Back in May, our team attended the VR World conference in London. The aim was to explore the latest developments around virtual and augmented reality, with a view to how they could help our clients deliver more engaging and effective campaigns.

In that regard, we came back a little underwhelmed. Despite some impressive demos of the technology’s potential, several issues must be addressed before VR and AR become a serious consideration for more brands.


There’s no denying that VR presents a powerful opportunity to immerse people in an incredible visual and sensory experience. Like this one from Merrell, perfectly capturing the essence of the adventurous outdoor brand.

Yet relatively few people currently own the hardware for personal use. And this isn’t growing as rapidly as initially predicted, leading to analysts like research group CCS Insight to pare back their forecasts for the market.

As such, experiences largely rely on consumers participating within a retail or experiential environment. This means it’s not suitable for every brand, and opportunities for reach and scale are somewhat limited.

Additionally, VR through a headset can only be experienced individually. For the many brands that espouse the virtues of sharing and shared experiences, creating VR content to be consumed this way runs the risk of running contrary to their values.


Despite it being behind VR in Gartner’s 2016 Hype Cycle for Emerging Technologies, we think AR is actually closer to becoming a more mainstream tactic for marketeers.

A graph from 2016 showing the curve of expectation following a products invention or conception. AR is in the trough of disillusionment and VR is further along in the slope of enlightenment.

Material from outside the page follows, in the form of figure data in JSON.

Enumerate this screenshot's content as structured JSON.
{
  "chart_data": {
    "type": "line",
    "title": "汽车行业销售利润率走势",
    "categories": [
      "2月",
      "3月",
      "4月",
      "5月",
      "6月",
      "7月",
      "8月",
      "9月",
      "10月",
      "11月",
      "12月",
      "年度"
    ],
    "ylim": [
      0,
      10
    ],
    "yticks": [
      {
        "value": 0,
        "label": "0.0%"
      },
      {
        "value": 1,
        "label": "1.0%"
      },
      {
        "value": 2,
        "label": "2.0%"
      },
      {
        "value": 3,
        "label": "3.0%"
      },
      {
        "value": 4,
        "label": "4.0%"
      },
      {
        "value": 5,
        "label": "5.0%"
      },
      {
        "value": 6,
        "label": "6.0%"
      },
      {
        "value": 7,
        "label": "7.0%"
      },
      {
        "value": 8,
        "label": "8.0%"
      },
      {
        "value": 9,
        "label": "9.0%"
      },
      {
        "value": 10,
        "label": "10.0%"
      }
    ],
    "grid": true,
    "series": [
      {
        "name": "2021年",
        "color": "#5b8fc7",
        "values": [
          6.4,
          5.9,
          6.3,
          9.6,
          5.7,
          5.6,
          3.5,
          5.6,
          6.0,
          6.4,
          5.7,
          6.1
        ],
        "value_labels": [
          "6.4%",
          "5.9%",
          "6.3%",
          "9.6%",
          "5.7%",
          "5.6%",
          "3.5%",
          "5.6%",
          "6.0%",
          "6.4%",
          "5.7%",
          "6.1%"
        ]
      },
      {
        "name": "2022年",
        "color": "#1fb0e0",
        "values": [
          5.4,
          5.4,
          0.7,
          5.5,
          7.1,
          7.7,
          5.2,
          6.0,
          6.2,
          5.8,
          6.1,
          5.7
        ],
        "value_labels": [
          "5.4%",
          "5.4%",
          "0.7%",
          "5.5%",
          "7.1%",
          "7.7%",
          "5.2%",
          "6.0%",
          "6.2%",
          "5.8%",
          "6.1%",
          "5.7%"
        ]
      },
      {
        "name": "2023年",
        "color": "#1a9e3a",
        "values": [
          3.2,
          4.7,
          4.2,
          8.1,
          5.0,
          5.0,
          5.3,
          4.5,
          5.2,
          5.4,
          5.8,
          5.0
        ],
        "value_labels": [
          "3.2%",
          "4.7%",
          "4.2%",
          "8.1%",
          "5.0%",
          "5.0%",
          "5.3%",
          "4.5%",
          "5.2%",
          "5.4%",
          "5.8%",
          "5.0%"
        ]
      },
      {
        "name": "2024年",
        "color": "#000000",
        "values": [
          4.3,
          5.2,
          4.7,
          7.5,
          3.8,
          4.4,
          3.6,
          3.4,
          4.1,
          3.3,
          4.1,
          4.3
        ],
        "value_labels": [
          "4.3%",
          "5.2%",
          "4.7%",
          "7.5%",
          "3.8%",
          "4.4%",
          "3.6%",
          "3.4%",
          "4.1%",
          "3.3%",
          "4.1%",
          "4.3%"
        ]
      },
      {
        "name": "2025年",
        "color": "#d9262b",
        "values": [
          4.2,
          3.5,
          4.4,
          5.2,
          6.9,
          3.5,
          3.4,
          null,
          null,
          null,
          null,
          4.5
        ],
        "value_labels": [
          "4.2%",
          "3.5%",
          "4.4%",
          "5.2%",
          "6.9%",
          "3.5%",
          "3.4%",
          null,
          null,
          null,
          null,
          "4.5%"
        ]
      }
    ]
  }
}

Why? Well, nearly everyone carries the means to access it around in their pockets, in the form of a smartphone. Granted, the relatively limited processing power and storage space of many means that current experiences can be glitchy. But mobile tech is escalating exponentially, giving AR technology the chance to escalate with them.

However, there are still drawbacks to widespread adoption. In a few decades time, for instance, we’ll look back on the act of holding a phone or tablet up to experience AR through that small screen and scoff at the cumbersome nature of the act.

An image of screens showing what a room could look like using AR in the future

HoloLens from Microsoft and Facebook’s newly-patented Oculus Rift glasses are in the early stages of changing this. But for now, we’re stuck with ‘seeing’ AR information overlaid through a 5 inch display.

Connectivity is also a major barrier. It has been widely agreed that mobile AR won’t be truly amazing util 5G is available, so why would brands looking to reach people on the move risk an inferior experience now?


Robert Scobie, described as “one of the world’s authorities on mixed reality” declares that every brand should have an AR strategy.

No disrespect to Sellotape, Rentokil or Florette bagged salad, but you probably don’t need an AR strategy just now. The same goes for VR. You could have one, but it likely wouldn’t be an effective use of your budgets.

We are in no doubt that one day both AR and VR could be as widely used by businesses as websites and apps are today.

However right now, we think marketeers should do as marketeers should always do: refrain from hopping straight on that tempting “new tech” bandwagon, and instead assess whether the end experience is a) an appropriate fit for their brand, and b) likely to deliver against their commercial objectives.